When we are brought in to develop a new signage system for a mall, we firstly carry out an audit of the site and current signage to see where the current problems are. Many of these are the same across different malls, from there being too many signs, signs in the wrong places or information on signs too small. This first stage of work is critical to the success of the final system, as we establish the types of signs to be implemented and where they will be placed. This involves looking at the user journeys and how visitors move around the centre.
We then move onto the design phases and look at graphic elements such as typography, arrowing, pictograms and mapping. The main problem we encounter on existing malls is that the maps are not oriented to the user as they are looking at them. This practice should be applied to maps throughout the centre; those on signs, touchscreens, the website and printed directories.
The product design is also developed here; we focus on the form, function and materials in the signs. If digital is going to be included, we ensure that all elements are consistent and look like they are a part of the same system.
The next stage is where we prepare all files and information to hand over to the signage manufacturer. We develop detailed drawings and produce specifications and visual renderings of all sign types. A schedule outlining each sign type, quantities, locations and content will be finalised, as well as artwork guidelines, so the contractor can implement the full system according to our approved solution. We can also manage the tender process or support you as you do so.
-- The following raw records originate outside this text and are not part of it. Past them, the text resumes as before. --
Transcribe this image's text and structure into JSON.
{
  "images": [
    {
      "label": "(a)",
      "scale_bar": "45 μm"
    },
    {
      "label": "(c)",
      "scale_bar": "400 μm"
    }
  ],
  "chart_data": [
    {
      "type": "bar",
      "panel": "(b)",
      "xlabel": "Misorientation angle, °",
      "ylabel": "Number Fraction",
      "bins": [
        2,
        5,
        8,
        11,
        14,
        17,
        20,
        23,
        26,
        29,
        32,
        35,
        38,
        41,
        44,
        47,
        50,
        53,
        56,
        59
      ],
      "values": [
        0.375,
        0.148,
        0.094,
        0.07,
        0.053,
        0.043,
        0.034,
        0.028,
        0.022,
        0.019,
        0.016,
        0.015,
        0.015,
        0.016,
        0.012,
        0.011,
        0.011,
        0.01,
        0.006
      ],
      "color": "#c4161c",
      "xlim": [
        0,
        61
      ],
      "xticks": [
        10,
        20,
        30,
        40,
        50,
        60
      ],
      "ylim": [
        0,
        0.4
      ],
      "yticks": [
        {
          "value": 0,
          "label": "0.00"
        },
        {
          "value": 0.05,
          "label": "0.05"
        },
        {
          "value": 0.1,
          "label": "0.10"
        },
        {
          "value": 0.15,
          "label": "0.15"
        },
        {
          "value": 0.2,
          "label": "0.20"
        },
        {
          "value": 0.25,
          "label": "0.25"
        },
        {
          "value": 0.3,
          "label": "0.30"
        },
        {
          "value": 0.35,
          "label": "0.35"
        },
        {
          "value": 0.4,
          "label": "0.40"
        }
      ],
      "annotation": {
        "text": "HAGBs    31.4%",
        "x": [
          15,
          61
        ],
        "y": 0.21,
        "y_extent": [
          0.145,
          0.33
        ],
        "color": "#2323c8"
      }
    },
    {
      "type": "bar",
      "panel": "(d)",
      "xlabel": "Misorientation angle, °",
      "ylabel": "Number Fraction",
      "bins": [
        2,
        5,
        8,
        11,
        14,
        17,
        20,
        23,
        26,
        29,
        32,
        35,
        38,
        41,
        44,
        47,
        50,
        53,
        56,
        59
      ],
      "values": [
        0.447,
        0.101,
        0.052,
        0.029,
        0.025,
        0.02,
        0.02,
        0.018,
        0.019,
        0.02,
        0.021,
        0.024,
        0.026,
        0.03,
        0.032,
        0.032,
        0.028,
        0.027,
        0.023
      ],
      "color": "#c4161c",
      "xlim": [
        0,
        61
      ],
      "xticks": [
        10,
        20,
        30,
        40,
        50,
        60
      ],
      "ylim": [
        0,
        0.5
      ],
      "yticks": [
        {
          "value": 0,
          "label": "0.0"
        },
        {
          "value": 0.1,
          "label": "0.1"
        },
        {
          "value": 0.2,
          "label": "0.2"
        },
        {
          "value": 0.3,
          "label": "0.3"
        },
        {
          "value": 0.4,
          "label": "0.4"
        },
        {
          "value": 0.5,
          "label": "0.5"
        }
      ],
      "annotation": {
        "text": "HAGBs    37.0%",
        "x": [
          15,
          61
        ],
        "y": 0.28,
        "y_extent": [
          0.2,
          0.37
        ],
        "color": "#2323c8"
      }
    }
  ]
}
This is true of the implementation phase too; as we can visit the factory during manufacture and site during installation to ensure quality levels are consistently high.
It’s important to remember that although the initial outgoings of implementing a good wayfinding systems may seem high, it is a real investment that forms part of a better performing centre. Of course, it should tie in with the mall’s brand and interiors so that the entire space fits seamlessly together. At Air, we believe this ‘total design package’ of working on the brand, communications, signage, interiors and digital aspects is the best way to develop a consistently brand experience for users; one that they can identify before they arrive at the mall through public realm and online marketing, enjoy through an easy and comfortable visitor journey and engage with using technology throughout and after their visit.
After all, if people are using their leisure time to shop in your mall, you want to create the best experience possible for them. If you don’t, they won’t come back. Our aim is to make the leisure experience for the general public as good as it can be. That’s how we deliver value to asset owners, operators and managers. Our goal is to up the game and make the destination more productive, for the benefit of you and your customers.